DATE: THURSDAY, April 15, 1993                   TAG: 9304150120
SECTION: BUSINESS                    PAGE: B7   EDITION: METRO 
SOURCE: Associated Press
DATELINE: NEW YORK                                LENGTH: Medium


EXECUTIVE PAY SHIFTS TO INCENTIVES

Is the pay trough shrinking in corporate America or are executives just chomping on a different kind of feed?

As reports of 1992 executive pay packages roll in, companies and pay experts are bragging about a new environment in which corporate bosses supposedly are being forced to better earn their keep.

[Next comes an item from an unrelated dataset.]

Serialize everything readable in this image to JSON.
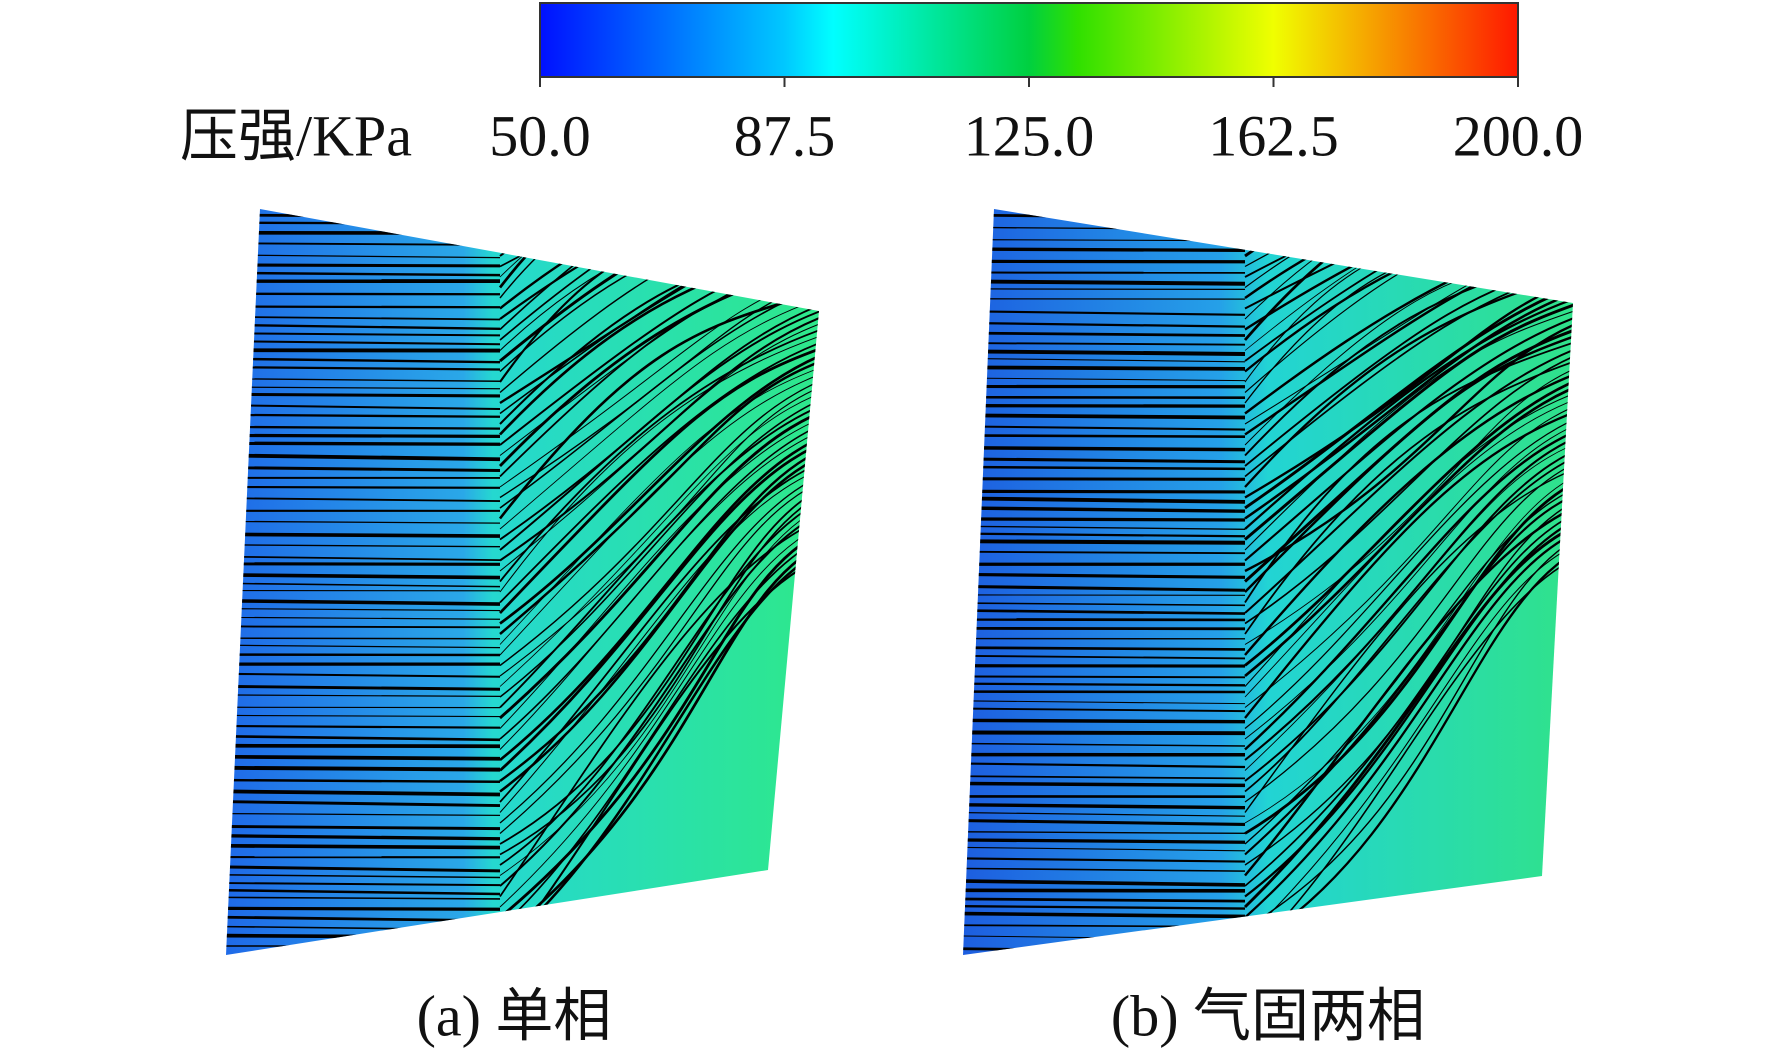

Businesses are granting more incentives such as stock options or specialized stock awards, in which the payoff for executives arrives only if the company's share price climbs. Such practices mean in theory that the executive is inspired to improve the company's performance.

"There's more and more emphasis being put on stock payment rather than cash," said Judy Fisher, publisher of Executive Compensation Reports, a newsletter in Fairfax, Va.

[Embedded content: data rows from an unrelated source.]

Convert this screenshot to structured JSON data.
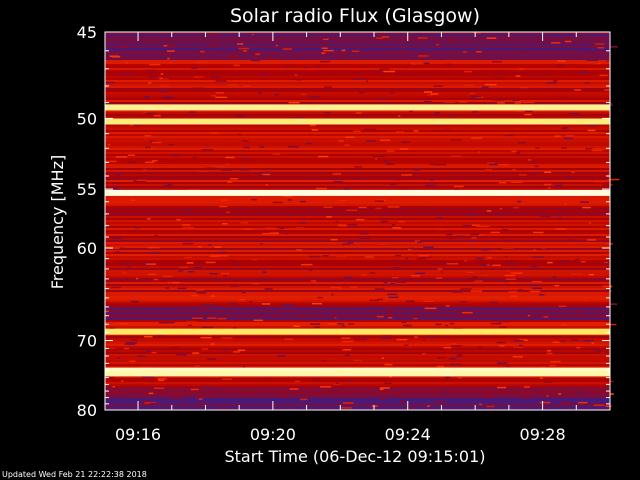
{
  "chart_data": {
    "type": "heatmap",
    "title": "Solar radio Flux (Glasgow)",
    "xlabel": "Start Time (06-Dec-12 09:15:01)",
    "ylabel": "Frequency [MHz]",
    "x_ticks": [
      "09:16",
      "09:20",
      "09:24",
      "09:28"
    ],
    "x_tick_minutes": [
      16,
      20,
      24,
      28
    ],
    "x_range_minutes": [
      15.02,
      30.0
    ],
    "y_ticks": [
      45,
      50,
      55,
      60,
      70,
      80
    ],
    "y_range": [
      45,
      80
    ],
    "y_scale": "reciprocal",
    "colormap": [
      "#000000",
      "#3b1d88",
      "#b00000",
      "#ff3000",
      "#ffd800",
      "#ffffe0"
    ],
    "bright_bands_mhz": [
      {
        "freq": 49.3,
        "intensity": 0.85
      },
      {
        "freq": 50.2,
        "intensity": 0.8
      },
      {
        "freq": 55.3,
        "intensity": 1.0
      },
      {
        "freq": 68.9,
        "intensity": 0.75
      },
      {
        "freq": 74.0,
        "intensity": 0.95
      },
      {
        "freq": 74.4,
        "intensity": 0.9
      }
    ],
    "dark_bands_mhz": [
      {
        "from": 45.0,
        "to": 46.5
      },
      {
        "from": 66.0,
        "to": 67.5
      },
      {
        "from": 76.5,
        "to": 80.0
      }
    ]
  },
  "footer": {
    "updated": "Updated Wed Feb 21 22:22:38 2018"
  }
}
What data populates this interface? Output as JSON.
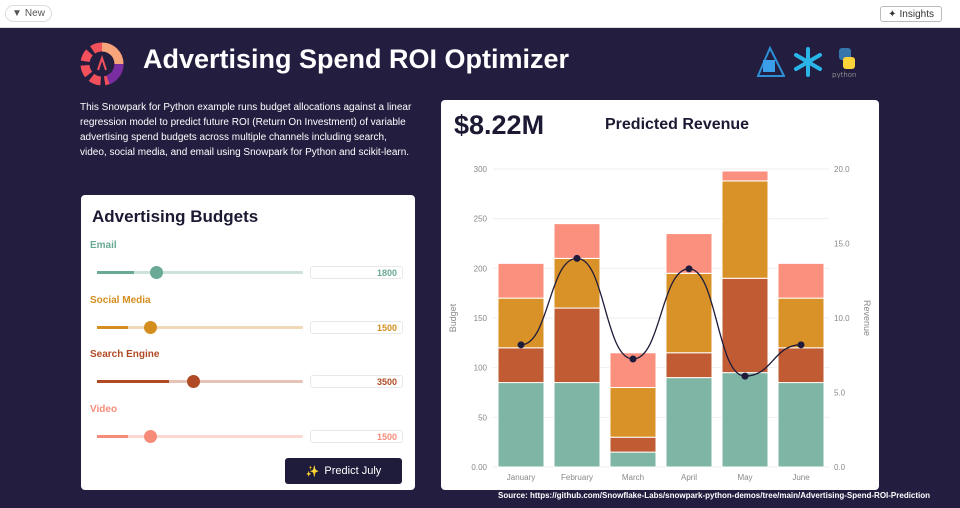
{
  "topbar": {
    "new_label": "New",
    "insights_label": "Insights"
  },
  "header": {
    "title": "Advertising Spend ROI Optimizer",
    "logos": [
      "streamlit-logo",
      "snowflake-logo",
      "python-logo"
    ]
  },
  "description": "This Snowpark for Python example runs budget allocations against a linear regression model to predict future ROI (Return On Investment) of variable advertising spend budgets across multiple channels including search, video, social media, and email using Snowpark for Python and scikit-learn.",
  "budgets": {
    "title": "Advertising Budgets",
    "predict_label": "Predict July",
    "channels": [
      {
        "label": "Email",
        "value": "1800",
        "fraction": 0.18,
        "color": "#6aa995"
      },
      {
        "label": "Social Media",
        "value": "1500",
        "fraction": 0.15,
        "color": "#d48e20"
      },
      {
        "label": "Search Engine",
        "value": "3500",
        "fraction": 0.35,
        "color": "#b04a25"
      },
      {
        "label": "Video",
        "value": "1500",
        "fraction": 0.15,
        "color": "#f68b79"
      }
    ]
  },
  "revenue": {
    "value": "$8.22M",
    "label": "Predicted Revenue"
  },
  "chart_data": {
    "type": "bar",
    "stacked": true,
    "categories": [
      "January",
      "February",
      "March",
      "April",
      "May",
      "June"
    ],
    "ylabel": "Budget",
    "y2label": "Revenue",
    "ylim": [
      0,
      300
    ],
    "y2lim": [
      0,
      20
    ],
    "yticks": [
      "0.00",
      "50",
      "100",
      "150",
      "200",
      "250",
      "300"
    ],
    "y2ticks": [
      "0.0",
      "5.0",
      "10.0",
      "15.0",
      "20.0"
    ],
    "grid": true,
    "series": [
      {
        "key": "email",
        "color": "#7fb5a4",
        "values": [
          85,
          85,
          15,
          90,
          95,
          85
        ]
      },
      {
        "key": "search",
        "color": "#c05b33",
        "values": [
          35,
          75,
          15,
          25,
          95,
          35
        ]
      },
      {
        "key": "social",
        "color": "#d99228",
        "values": [
          50,
          50,
          50,
          80,
          98,
          50
        ]
      },
      {
        "key": "video",
        "color": "#fc907f",
        "values": [
          35,
          35,
          35,
          40,
          10,
          35
        ]
      }
    ],
    "line": {
      "color": "#1f1b3a",
      "values": [
        8.2,
        14.0,
        7.25,
        13.3,
        6.1,
        8.2
      ]
    }
  },
  "source": "Source: https://github.com/Snowflake-Labs/snowpark-python-demos/tree/main/Advertising-Spend-ROI-Prediction"
}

Colgate-Palmolive Co., for instance, awarded its chief executive, Reuben Mark, options to buy a generous one million shares of Colgate stock - one of the biggest such grants in corporate America.

Mark can buy bundles of stock over as long as 10 years if the price hits targets from about $61 to $100. It currently trades around $60. Colgate stock has advanced about 20 percent annually since Mark took over in 1984. But it has to increase another 80 percent for Mark to exercise all his options.

The rising popularity in such incentives is viewed as a bow to shareholders. Heat over executive pay in the last two years has led to increased disclosure of compensation practices, rising influence of corporate watchdogs and congressional hearings.

The advocacy group United Shareholders Association last year successfully influenced International Business Machines Corp. to change how it pays top executives. Other groups, including big shareholders such as pension funds, have targeted the pay practices of dozens of companies.

"There is, I think, a responsiveness by the corporation to its constituencies," said Pearl Meyer, an executive pay consultant in New York, "the need for not only turning an annual profit but for the strategic and qualitative issues that build businesses over the long term."

But some activists say deals like stock options are just another form of big, guaranteed pay. Graef Crystal, an executive pay watchdog, says the size of option grants increased sixfold in the last decade while corporate performance hasn't necessarily increased that much and salaries haven't fallen.

In addition to stock options, other pay reforms are emerging. Baxter International substituted stock for cash compensation. AST Research hired an independent consultant for its board compensation committee to respond to shareholder concerns. Continental Bank is requiring its chief executive to hold twice his annual salary in stock as an incentive.

Other trends: barring executives from selling stock for a set period and giving executives options instead of salary, signaling cash conservation to shareholders.

The stock options boom is expected to continue, at least for a while. Last week, a corporate accounting rule-making body proposed that companies be required to charge the stock option awards against earnings starting in 1997.

Also, options grants can be made when a stock is poised to rise, and executives can cash in when shares look like they're heading down. Some companies reprice options if a stock falls, allowing executives to buy and sell the shares at lower levels, increasing the chances for them to cash in.

"Stock options are sort of the best of a bad breed of ways to tie pay to performance," Crystal said.